Sunday, May 30, 2010
Matthew's Review - Heat and Dust - 1975
A young English woman in the present day (70's) goes to India in order to retrace the steps taken by her greataunt Olivia in the Twenties. Olivia's true story is enveloped by disgrace and shame, as she left her husband, a British man, for an Indian Nawab. While the narrator goes on a literal journey through modern day India, her figurative journey seems to mirror that of her greataunt, both of them seeking the truth about India, in all its mystery and otherness.
The structural setup of Heat and Dust is familiar to almost any reader at this point. Numerous films and books have been written about this idea of twinned self-discoveries. However, Heat and Dust was written at a time when the English were looking inwards, at their concepts of colonialism and the Jewel of the Empire.
Heat and Dust mirrors that introspection in a metaphorical way. Both Olivia and the narrator of the novel are stand-ins for a British identity, similar but not the same. Notice that I didn't say "for the British identity", as both leads of the novel are distinctly female.
Concepts of motherhood, widowhood, and womanhood are absolutely central to this text. Without going into spoilers, the journeys that both women take involve the absolute differing ideas of motherhood that the British and the Indian have.
Going back to the structural familiarity of the novel, I can't say that this detracts from the book in the slightest. While I was wise to the tricks up this novel's sleeve, I was still enchanted by the descriptions of India then, and India now (or, from my perspective, then as well).

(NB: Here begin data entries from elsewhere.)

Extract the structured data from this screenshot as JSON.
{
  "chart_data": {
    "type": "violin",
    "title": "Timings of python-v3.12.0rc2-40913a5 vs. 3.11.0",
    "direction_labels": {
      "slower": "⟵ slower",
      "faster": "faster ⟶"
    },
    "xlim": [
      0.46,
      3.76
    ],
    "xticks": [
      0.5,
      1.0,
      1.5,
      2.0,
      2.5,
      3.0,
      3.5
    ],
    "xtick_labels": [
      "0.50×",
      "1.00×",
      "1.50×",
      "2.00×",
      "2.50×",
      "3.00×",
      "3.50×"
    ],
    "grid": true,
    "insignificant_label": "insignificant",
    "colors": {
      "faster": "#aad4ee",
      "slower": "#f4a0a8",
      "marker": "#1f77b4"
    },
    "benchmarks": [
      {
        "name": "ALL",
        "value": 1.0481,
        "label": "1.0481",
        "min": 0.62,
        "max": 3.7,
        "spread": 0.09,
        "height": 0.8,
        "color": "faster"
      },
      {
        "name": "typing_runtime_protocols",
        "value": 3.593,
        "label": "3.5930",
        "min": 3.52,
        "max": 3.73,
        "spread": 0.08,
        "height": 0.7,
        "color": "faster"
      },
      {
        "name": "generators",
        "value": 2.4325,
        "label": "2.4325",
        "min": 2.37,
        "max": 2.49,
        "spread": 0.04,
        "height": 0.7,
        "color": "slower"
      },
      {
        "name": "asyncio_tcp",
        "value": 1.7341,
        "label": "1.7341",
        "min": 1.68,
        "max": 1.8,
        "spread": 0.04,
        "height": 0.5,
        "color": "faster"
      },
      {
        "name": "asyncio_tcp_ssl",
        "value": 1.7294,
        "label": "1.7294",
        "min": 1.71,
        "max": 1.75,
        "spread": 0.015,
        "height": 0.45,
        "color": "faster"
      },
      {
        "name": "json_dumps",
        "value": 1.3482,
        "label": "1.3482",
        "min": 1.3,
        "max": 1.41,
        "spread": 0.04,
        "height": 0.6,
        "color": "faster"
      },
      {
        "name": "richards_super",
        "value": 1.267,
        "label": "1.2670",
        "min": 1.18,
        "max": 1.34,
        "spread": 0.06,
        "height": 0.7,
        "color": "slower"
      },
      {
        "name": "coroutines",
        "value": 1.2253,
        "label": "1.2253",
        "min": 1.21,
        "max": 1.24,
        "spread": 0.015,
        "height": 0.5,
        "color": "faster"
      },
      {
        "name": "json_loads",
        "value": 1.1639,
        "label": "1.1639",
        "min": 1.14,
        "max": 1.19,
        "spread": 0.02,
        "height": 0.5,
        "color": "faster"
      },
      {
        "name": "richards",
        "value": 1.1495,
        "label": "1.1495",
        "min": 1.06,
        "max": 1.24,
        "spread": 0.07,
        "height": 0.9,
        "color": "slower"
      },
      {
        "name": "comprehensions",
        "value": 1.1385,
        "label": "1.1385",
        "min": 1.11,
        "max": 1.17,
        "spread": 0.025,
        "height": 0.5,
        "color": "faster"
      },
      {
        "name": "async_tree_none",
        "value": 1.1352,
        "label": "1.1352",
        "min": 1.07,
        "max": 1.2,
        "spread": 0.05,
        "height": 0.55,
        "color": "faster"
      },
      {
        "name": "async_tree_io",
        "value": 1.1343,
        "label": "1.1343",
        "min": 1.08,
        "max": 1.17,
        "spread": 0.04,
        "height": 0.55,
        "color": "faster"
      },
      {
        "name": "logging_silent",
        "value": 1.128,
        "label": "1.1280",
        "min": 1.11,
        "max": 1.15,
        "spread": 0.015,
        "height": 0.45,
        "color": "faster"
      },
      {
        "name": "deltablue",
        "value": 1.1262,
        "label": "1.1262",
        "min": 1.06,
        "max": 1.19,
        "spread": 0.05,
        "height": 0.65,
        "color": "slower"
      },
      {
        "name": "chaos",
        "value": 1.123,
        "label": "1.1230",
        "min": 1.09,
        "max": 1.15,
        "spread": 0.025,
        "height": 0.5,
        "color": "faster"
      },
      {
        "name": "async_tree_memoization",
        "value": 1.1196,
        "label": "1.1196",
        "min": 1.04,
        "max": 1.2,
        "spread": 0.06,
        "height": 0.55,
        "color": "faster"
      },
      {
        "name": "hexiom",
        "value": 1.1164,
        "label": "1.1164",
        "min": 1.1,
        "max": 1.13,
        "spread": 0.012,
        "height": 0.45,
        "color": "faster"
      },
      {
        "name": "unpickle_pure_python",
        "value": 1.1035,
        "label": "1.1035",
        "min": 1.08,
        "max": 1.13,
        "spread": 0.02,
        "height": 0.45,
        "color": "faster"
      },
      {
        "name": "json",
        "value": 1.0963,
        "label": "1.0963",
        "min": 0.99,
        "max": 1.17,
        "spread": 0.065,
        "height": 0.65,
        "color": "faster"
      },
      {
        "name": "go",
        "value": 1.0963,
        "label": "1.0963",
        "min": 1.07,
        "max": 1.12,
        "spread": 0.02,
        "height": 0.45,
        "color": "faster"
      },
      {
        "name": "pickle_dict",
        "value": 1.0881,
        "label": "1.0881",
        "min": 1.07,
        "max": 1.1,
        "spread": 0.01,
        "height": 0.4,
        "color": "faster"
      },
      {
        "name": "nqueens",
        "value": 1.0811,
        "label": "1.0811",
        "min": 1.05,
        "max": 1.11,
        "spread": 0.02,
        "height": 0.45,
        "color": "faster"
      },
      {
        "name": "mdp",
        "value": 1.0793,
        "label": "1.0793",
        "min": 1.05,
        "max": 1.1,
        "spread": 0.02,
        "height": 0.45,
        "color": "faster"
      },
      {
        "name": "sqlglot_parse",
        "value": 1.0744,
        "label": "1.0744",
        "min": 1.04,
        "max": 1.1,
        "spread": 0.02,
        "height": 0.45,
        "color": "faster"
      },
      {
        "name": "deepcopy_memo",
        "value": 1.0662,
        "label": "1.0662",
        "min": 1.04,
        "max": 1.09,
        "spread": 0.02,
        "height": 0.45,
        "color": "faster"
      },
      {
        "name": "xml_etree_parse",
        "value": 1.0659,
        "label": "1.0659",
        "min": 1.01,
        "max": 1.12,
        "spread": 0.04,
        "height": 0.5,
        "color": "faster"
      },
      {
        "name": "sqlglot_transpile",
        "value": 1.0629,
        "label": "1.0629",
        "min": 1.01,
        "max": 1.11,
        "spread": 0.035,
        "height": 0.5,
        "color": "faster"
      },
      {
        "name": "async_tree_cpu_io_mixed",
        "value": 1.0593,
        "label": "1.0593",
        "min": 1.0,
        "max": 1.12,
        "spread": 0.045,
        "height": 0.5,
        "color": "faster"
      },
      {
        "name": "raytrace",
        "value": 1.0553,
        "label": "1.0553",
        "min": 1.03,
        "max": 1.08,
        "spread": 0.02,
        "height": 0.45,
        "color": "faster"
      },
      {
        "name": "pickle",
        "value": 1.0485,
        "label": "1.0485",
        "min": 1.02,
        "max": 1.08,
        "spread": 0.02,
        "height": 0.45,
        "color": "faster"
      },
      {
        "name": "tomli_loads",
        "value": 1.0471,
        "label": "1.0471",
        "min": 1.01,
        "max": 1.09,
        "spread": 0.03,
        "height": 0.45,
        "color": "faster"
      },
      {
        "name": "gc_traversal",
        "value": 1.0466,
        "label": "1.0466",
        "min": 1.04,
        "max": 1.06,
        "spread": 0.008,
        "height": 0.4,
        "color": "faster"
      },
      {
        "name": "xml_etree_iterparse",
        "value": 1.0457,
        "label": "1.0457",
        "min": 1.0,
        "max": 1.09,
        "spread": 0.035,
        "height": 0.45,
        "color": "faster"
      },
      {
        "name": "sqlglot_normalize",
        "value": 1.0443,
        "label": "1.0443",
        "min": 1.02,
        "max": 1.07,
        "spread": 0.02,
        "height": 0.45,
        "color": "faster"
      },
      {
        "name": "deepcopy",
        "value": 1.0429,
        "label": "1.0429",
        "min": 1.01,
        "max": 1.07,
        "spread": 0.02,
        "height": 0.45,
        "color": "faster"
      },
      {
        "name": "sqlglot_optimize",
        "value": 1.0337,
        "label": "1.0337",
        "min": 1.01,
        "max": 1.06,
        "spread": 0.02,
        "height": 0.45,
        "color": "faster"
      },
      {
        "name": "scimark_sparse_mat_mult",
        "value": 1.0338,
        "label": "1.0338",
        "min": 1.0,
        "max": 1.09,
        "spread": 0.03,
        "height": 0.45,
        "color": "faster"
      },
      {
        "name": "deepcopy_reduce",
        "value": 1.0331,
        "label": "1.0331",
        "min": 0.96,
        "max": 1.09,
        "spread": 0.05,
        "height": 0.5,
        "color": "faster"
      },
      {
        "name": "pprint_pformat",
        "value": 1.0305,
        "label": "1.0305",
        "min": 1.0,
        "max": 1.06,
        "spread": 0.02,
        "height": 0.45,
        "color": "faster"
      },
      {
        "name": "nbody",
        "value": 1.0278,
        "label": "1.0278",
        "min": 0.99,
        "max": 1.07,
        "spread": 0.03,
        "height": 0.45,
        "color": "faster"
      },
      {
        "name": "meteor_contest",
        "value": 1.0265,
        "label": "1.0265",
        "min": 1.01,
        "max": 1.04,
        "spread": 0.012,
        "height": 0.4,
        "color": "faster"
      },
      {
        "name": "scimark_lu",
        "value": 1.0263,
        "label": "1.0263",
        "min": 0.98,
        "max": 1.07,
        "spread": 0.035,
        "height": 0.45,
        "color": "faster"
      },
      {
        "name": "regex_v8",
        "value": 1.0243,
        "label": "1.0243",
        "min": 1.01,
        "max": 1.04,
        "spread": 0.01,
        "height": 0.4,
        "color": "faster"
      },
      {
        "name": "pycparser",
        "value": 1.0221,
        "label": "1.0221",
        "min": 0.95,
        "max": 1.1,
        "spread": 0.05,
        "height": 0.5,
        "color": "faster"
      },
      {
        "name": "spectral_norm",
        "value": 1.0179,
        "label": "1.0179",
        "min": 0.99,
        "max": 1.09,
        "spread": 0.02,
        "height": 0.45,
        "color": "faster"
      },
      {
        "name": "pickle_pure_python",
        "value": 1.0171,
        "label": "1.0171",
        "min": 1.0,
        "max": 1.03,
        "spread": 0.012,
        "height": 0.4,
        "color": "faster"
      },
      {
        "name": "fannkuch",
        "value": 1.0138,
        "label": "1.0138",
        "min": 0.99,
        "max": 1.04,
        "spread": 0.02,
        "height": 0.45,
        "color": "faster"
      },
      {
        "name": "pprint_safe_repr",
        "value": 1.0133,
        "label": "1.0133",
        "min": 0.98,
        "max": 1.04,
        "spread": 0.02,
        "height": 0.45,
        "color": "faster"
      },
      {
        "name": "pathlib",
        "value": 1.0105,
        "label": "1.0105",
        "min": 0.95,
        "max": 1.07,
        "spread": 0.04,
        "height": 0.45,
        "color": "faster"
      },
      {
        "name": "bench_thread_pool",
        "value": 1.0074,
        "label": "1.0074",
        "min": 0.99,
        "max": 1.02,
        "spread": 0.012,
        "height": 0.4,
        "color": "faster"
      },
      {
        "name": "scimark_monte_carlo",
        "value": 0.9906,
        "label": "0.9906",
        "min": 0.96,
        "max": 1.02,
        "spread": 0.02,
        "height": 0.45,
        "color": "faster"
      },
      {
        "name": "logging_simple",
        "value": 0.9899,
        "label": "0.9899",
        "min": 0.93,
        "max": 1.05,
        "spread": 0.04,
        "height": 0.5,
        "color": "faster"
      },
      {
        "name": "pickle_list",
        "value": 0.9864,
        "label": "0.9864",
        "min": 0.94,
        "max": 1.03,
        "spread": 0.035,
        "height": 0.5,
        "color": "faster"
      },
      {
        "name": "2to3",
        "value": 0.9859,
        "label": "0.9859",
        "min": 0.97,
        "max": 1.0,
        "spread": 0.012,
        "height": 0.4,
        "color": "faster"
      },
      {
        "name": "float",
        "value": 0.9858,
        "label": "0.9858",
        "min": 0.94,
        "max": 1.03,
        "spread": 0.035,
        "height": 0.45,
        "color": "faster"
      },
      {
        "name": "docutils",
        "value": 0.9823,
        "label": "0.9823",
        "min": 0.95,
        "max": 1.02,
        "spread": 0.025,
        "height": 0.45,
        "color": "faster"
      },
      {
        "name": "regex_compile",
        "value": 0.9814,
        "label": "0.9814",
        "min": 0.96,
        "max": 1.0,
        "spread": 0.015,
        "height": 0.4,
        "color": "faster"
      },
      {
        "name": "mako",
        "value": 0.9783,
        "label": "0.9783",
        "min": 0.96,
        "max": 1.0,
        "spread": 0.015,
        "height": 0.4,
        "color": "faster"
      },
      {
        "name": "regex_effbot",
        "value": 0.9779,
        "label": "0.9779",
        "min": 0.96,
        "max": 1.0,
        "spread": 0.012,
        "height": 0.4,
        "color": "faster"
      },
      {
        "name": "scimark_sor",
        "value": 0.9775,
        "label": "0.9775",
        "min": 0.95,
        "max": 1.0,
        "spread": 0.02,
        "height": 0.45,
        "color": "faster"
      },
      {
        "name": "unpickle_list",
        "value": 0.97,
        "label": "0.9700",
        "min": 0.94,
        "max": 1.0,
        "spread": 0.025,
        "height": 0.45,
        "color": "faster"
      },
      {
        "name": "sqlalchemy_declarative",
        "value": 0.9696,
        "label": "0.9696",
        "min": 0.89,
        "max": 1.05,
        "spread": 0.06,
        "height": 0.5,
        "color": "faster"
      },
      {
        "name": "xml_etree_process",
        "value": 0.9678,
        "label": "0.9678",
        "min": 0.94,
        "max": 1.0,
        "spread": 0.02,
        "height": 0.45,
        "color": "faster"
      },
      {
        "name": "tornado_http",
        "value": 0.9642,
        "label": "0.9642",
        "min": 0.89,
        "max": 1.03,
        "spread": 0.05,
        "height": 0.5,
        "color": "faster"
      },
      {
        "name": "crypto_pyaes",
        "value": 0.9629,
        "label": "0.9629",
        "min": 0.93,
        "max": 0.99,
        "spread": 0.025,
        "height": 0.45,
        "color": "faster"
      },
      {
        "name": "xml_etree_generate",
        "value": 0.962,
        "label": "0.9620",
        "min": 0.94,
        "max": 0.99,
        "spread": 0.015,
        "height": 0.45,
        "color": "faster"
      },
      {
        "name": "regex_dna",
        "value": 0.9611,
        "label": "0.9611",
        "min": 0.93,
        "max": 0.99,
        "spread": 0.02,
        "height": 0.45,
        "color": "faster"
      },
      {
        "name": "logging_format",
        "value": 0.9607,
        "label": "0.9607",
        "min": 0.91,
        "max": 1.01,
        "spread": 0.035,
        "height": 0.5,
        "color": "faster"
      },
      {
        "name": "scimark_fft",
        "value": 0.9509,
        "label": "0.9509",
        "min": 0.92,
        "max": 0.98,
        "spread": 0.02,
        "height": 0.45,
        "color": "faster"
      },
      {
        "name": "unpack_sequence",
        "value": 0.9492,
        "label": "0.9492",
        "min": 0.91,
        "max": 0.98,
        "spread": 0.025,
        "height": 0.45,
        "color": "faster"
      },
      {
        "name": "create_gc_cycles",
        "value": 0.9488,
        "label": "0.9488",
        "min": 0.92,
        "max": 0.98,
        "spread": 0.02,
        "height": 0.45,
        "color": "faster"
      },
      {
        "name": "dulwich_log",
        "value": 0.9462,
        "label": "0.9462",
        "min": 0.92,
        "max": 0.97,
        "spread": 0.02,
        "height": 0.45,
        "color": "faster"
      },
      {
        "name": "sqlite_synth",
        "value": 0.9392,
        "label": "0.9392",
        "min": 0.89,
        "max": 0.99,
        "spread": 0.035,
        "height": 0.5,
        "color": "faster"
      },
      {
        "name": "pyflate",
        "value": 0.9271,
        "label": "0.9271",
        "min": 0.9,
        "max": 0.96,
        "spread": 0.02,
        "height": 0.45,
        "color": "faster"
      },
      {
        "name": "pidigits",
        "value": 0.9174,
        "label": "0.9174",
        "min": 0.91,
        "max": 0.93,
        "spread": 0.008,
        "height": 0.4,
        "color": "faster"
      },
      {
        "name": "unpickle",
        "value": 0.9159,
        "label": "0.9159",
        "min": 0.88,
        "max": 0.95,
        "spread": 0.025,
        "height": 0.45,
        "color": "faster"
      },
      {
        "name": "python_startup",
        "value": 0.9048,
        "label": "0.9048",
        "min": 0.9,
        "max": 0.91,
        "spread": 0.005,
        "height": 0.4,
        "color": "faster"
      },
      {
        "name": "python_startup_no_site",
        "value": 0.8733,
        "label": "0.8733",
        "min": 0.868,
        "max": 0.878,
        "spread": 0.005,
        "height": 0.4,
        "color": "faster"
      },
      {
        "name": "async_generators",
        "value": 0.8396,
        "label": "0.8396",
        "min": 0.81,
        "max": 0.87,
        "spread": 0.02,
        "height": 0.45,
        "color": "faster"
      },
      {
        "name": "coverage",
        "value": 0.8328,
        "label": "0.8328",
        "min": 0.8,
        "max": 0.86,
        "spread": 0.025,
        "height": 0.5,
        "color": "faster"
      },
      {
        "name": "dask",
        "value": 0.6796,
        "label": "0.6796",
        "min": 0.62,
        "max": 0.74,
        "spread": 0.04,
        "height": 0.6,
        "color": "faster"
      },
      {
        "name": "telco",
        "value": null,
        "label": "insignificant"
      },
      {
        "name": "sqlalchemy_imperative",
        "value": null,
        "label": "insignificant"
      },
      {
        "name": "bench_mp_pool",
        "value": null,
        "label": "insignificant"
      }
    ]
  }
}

Combine this novel with The White Tiger by Aravind Adiga, this could be an excellent historiography of India, across multiple generations.
While this novel does some excellent things with theme, image and structure, Jhabvala's prose is understated, plain and never really dazzled me. I felt that I had enough information from description and that was it. It's almost as if Jhabvala felt that her mastery of imagery was enough to float the novel. Unfortunately it is not. Quality of prose is paramount. No matter how clever one's metaphors are, stilted and weak prose can underwhelm a reader's experience. Such is the case.
Jhabvala's understated prose almost lends the novel a screenplay-esque feeling, foreshadowing, no doubt, her emergence as a primary screenwriter for Merchant-Ivory Productions.
Heat and Dust is a great novel, marred only by a recalcitrance for exciting prose, which no doubt the author is capable of. I very much enjoyed the architecture of the novel, even though it's a trick done to death. Any interested readers of India would be greatly pleased to read Heat and Dust.